Morris joined effort to downplay President Bush's role in Schiavo case, claimed he "has stepped lightly on the issue"
Following the lead  of Fox News host Brit Hume, Fox News contributor Dick Morris attempted to downplay President Bush's involvement in the Terri Schiavo case. In his March 30 column  in The Hill, Morris claimed that Bush "has stepped lightly on the issue, and his popularity and effectiveness will not be affected." In fact, Bush and his staff have played a leading role  in the case.
Morris's and Hume's statements ignored Bush's unusual and highly publicized actions on the night of March 20. Beyond signing the unprecedented legislation  that granted a federal court jurisdiction in the Schiavo case, news reports noted the extraordinary steps Bush took to sign the measure as soon as possible after Congress passed the bill, including his abrupt return to the White House from a vacation in Texas. A March 21 New York Times article  noted that Bush "made the rare decision to interrupt his Texas vacation and rush back to Washington to be in place to sign a bill that could restore Ms. Schiavo's feeding tube" and that "the White House said that the issue had become one of 'defending life,' and that time was of the essence." The article further noted that Bush's "dramatic return was seen as a powerful embrace of the 'culture of life' issues of religious conservatives who helped him win the White House in 2004."
Furthermore, the Bush administration helped lawmakers with "technical advice" in drafting the legislation that Bush later signed, and Bush's own Justice Department filed legal arguments in federal court supporting the efforts of Terri Schiavo's parents to have their daughter's feeding tube restored, according to a March 22 New York Times article .

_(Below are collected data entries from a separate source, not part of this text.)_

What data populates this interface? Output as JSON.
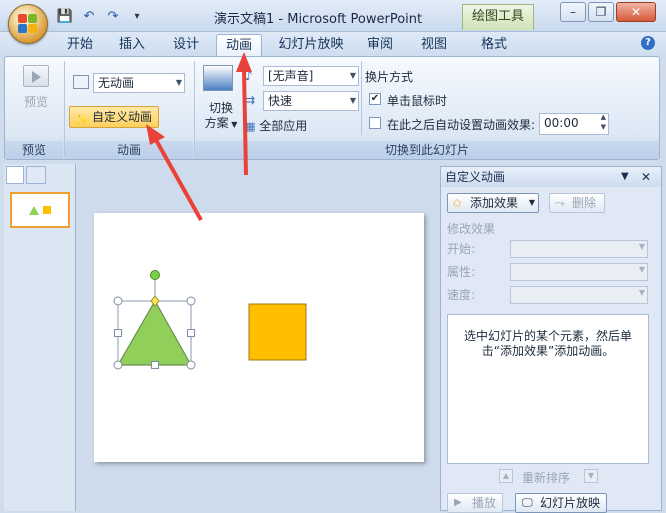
{
  "window": {
    "title": "演示文稿1 - Microsoft PowerPoint",
    "context_tab_title": "绘图工具",
    "minimize": "–",
    "restore": "❐",
    "close": "✕"
  },
  "qat": {
    "save": "💾",
    "undo": "↶",
    "redo": "↷",
    "more": "▾"
  },
  "tabs": [
    {
      "label": "开始"
    },
    {
      "label": "插入"
    },
    {
      "label": "设计"
    },
    {
      "label": "动画"
    },
    {
      "label": "幻灯片放映"
    },
    {
      "label": "审阅"
    },
    {
      "label": "视图"
    },
    {
      "label": "格式"
    }
  ],
  "help": "?",
  "ribbon": {
    "preview": {
      "button": "预览",
      "group": "预览"
    },
    "animation": {
      "no_animation": "无动画",
      "custom_animation": "自定义动画",
      "group": "动画"
    },
    "transition": {
      "switch_scheme_line1": "切换",
      "switch_scheme_line2": "方案",
      "sound": "[无声音]",
      "speed": "快速",
      "apply_all": "全部应用",
      "advance_header": "换片方式",
      "on_click": "单击鼠标时",
      "on_click_checked": true,
      "auto_after": "在此之后自动设置动画效果:",
      "auto_after_checked": false,
      "time": "00:00",
      "group": "切换到此幻灯片"
    }
  },
  "slide_pane": {
    "slide_number": "1"
  },
  "task_pane": {
    "title": "自定义动画",
    "add_effect": "添加效果",
    "remove": "删除",
    "modify_header": "修改效果",
    "start_label": "开始:",
    "property_label": "属性:",
    "speed_label": "速度:",
    "hint": "选中幻灯片的某个元素，然后单击“添加效果”添加动画。",
    "reorder": "重新排序",
    "play": "播放",
    "slideshow": "幻灯片放映"
  },
  "colors": {
    "triangle": "#8fcf5a",
    "square": "#ffbf00",
    "arrow": "#e8423a"
  }
}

Others have noted similar efforts by conservatives to minimize the role that Bush and members of Congress played in passing the legislation. In his March 28 "White House Briefing," Washington Post online columnist Dan Froomkin noted  Bush's apparent "retreat into silence" on the Schiavo case following the release of opinion polls showing an overwhelming bipartisan consensus that Bush and Congress should not have intervened, as well as Bush's own recent drop  in public approval ratings.